Unable to say what he wanted to hear, I held out a shaky hand.

"Atta girl!" Mark encouraged me. Before he handed over the knife, though, he reached into his pocket and pulled out a revolver, aiming it at me. Predictable. Of course. He had to have some kind of back up method, some way to make sure I didn't just go after him.

The knife is placed in my hand and it shakes there. With the now empty hand, Mark gestured toward Serena, on the table. She was tied down and gagged, stripped, but she's awake. I hadn't noticed it before, but I do now. There's a pair of wide blue eyes, staring at me with nothing short of absolute terror.

It clicked. This was what he had been talking to her about. This had been her nightmare.

"I'm so sorry," I sobbed out, stepping toward her. I don't want to look at her, but it's impossible not to see those eyes staring back at me. I'd read interviews with serial killers – this was the part that they loved. This is how I knew that I wasn't like him, or my father.

The blade of the knife met her flesh, shaking. The shake was what caused me to nick across her pale skin, stronger than any conscious free will.

Before he or I could go any further with what was going on, there's a loud bang and the sound of scuffling followed. I flinched at the noise and nearly dropped the knife, jerking my head toward the door. This might have been my only chance. I had to go.

"Dallas Police! We know you're here!" A male's voice called out.

I make the mistake of dropping the knife and lunging toward the door. Before I can grab the knob, Mark grabbed me and yanked me back against him. I can feel cool metal pressing into the side of the temple and realize that he's got the gunpoint right into my frontal lobe. The police are here, but I'm not free yet. Instead, I'm a human shield. My brother's human shield.

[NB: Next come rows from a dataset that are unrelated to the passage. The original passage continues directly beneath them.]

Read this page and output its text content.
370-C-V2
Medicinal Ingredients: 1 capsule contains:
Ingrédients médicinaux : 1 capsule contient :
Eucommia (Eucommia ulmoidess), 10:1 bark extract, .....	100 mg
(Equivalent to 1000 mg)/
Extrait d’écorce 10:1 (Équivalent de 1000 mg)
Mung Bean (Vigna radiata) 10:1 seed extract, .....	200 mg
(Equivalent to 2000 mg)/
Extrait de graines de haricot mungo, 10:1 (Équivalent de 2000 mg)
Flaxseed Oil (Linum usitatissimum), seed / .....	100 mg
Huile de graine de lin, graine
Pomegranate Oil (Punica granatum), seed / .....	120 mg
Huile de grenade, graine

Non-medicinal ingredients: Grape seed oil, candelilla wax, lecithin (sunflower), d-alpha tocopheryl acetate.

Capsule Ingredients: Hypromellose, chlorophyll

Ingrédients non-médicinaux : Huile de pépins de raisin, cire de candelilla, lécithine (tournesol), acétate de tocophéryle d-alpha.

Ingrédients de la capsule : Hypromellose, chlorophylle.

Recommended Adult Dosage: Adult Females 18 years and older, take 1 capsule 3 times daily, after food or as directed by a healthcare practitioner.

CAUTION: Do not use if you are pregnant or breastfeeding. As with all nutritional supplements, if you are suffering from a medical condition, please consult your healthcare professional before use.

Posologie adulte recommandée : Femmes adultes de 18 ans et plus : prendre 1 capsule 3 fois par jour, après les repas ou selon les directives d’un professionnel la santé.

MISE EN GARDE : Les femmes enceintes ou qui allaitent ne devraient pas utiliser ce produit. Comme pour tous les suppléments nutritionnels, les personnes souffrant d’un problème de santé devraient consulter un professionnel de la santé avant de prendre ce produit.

"You don't have to do this," I tried to beg him as he backed himself up into the wall, realizing there was no other way out. "If you turn yourself in, you can get a plea bargain. They won't execute you." I tried to reason.

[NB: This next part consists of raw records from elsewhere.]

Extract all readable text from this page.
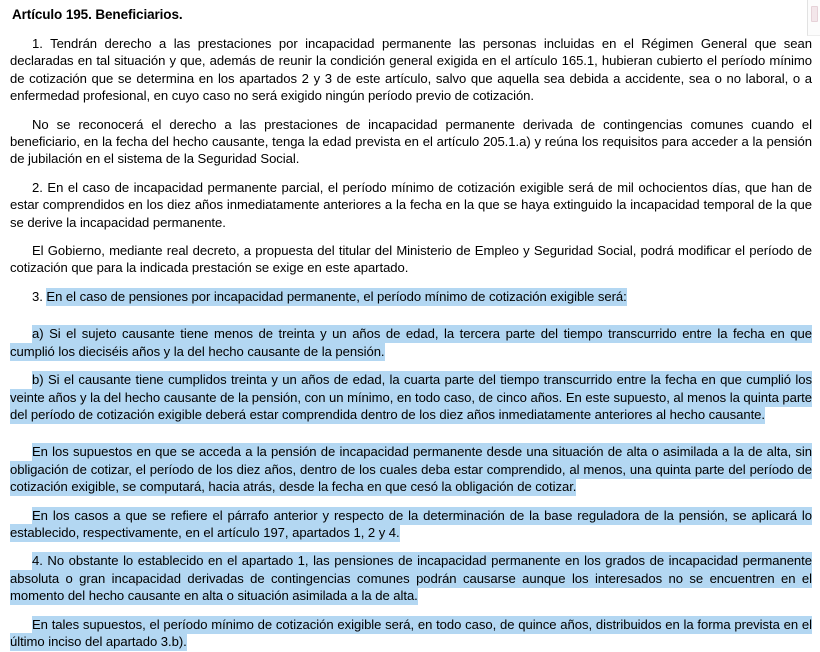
Artículo 195. Beneficiarios.

1. Tendrán derecho a las prestaciones por incapacidad permanente las personas incluidas en el Régimen General que sean declaradas en tal situación y que, además de reunir la condición general exigida en el artículo 165.1, hubieran cubierto el período mínimo de cotización que se determina en los apartados 2 y 3 de este artículo, salvo que aquella sea debida a accidente, sea o no laboral, o a enfermedad profesional, en cuyo caso no será exigido ningún período previo de cotización.

No se reconocerá el derecho a las prestaciones de incapacidad permanente derivada de contingencias comunes cuando el beneficiario, en la fecha del hecho causante, tenga la edad prevista en el artículo 205.1.a) y reúna los requisitos para acceder a la pensión de jubilación en el sistema de la Seguridad Social.

2. En el caso de incapacidad permanente parcial, el período mínimo de cotización exigible será de mil ochocientos días, que han de estar comprendidos en los diez años inmediatamente anteriores a la fecha en la que se haya extinguido la incapacidad temporal de la que se derive la incapacidad permanente.

El Gobierno, mediante real decreto, a propuesta del titular del Ministerio de Empleo y Seguridad Social, podrá modificar el período de cotización que para la indicada prestación se exige en este apartado.

3. En el caso de pensiones por incapacidad permanente, el período mínimo de cotización exigible será:

a) Si el sujeto causante tiene menos de treinta y un años de edad, la tercera parte del tiempo transcurrido entre la fecha en que cumplió los dieciséis años y la del hecho causante de la pensión.

b) Si el causante tiene cumplidos treinta y un años de edad, la cuarta parte del tiempo transcurrido entre la fecha en que cumplió los veinte años y la del hecho causante de la pensión, con un mínimo, en todo caso, de cinco años. En este supuesto, al menos la quinta parte del período de cotización exigible deberá estar comprendida dentro de los diez años inmediatamente anteriores al hecho causante.

En los supuestos en que se acceda a la pensión de incapacidad permanente desde una situación de alta o asimilada a la de alta, sin obligación de cotizar, el período de los diez años, dentro de los cuales deba estar comprendido, al menos, una quinta parte del período de cotización exigible, se computará, hacia atrás, desde la fecha en que cesó la obligación de cotizar.

En los casos a que se refiere el párrafo anterior y respecto de la determinación de la base reguladora de la pensión, se aplicará lo establecido, respectivamente, en el artículo 197, apartados 1, 2 y 4.

4. No obstante lo establecido en el apartado 1, las pensiones de incapacidad permanente en los grados de incapacidad permanente absoluta o gran incapacidad derivadas de contingencias comunes podrán causarse aunque los interesados no se encuentren en el momento del hecho causante en alta o situación asimilada a la de alta.

En tales supuestos, el período mínimo de cotización exigible será, en todo caso, de quince años, distribuidos en la forma prevista en el último inciso del apartado 3.b).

"Do you think I'm stupid enough to make the same mistakes as our father?" Mark scoffed.

Before I had the chance to answer or try to reason with him any further, the door to the office was kicked in. Serena began to scream and resist the ties on the table, but I know that I can't move. Not without the risk of him quite literally blowing my brains out. That was a wound that I wouldn't survive.

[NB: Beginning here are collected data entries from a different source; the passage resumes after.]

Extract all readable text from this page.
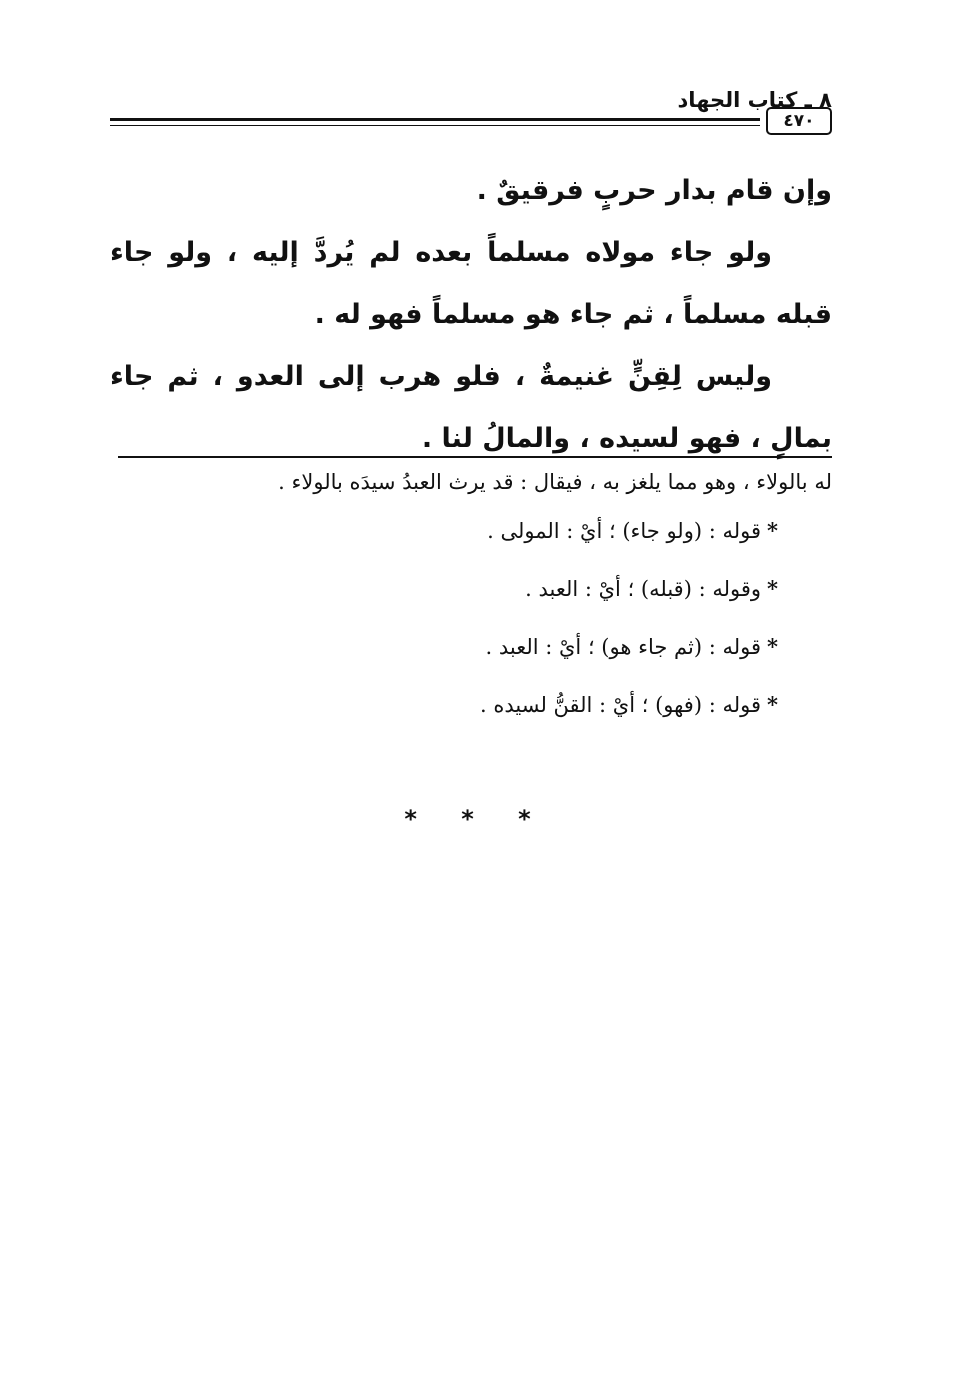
٨ ـ كتاب الجهاد
٤٧٠

وإن قام بدار حربٍ فرقيقٌ .

ولو جاء مولاه مسلماً بعده لم يُردَّ إليه ، ولو جاء قبله مسلماً ، ثم جاء هو مسلماً فهو له .

وليس لِقِنٍّ غنيمةٌ ، فلو هرب إلى العدو ، ثم جاء بمالٍ ، فهو لسيده ، والمالُ لنا .

له بالولاء ، وهو مما يلغز به ، فيقال : قد يرث العبدُ سيدَه بالولاء .

*قوله : (ولو جاء) ؛ أيْ : المولى .

*وقوله : (قبله) ؛ أيْ : العبد .

*قوله : (ثم جاء هو) ؛ أيْ : العبد .

*قوله : (فهو) ؛ أيْ : القنُّ لسيده .

* * *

Looking up to see the officers there, it's Shepherd and Avery. It's a relief to see Jackson standing there, even when I'm currently seated between a multiple of guns. Theirs and his.

But Mark is a few inches taller than me, a few inches wider. I'm a poor human shield for any male from size alone, and there has to be some kind of advantage of that. I barely manage to get Jackson's eyes, and I can tell that he's a mixture of enraged and terrified. I understand it completely. At the moment, I feel the exact same way.

"Take the shot," I begged him, unable to find anything else to say at the moment. I'm desperate. I trust him. I trust him more than anything else, more than anyone else on the planet. He was the only person that I had been able to trust in a long time. I hadn't expected to have to utilize that trust so soon, to have to put my life quite literally in his hands... but it's something that I find myself willing to do, even when I've got death staring at me from multiple different angles. If anyone could do it, he could do it. "Please, just take the shot." I reiterated.

Jackson gave me a slight nod of the head, taking a deep breath, and his gun goes off.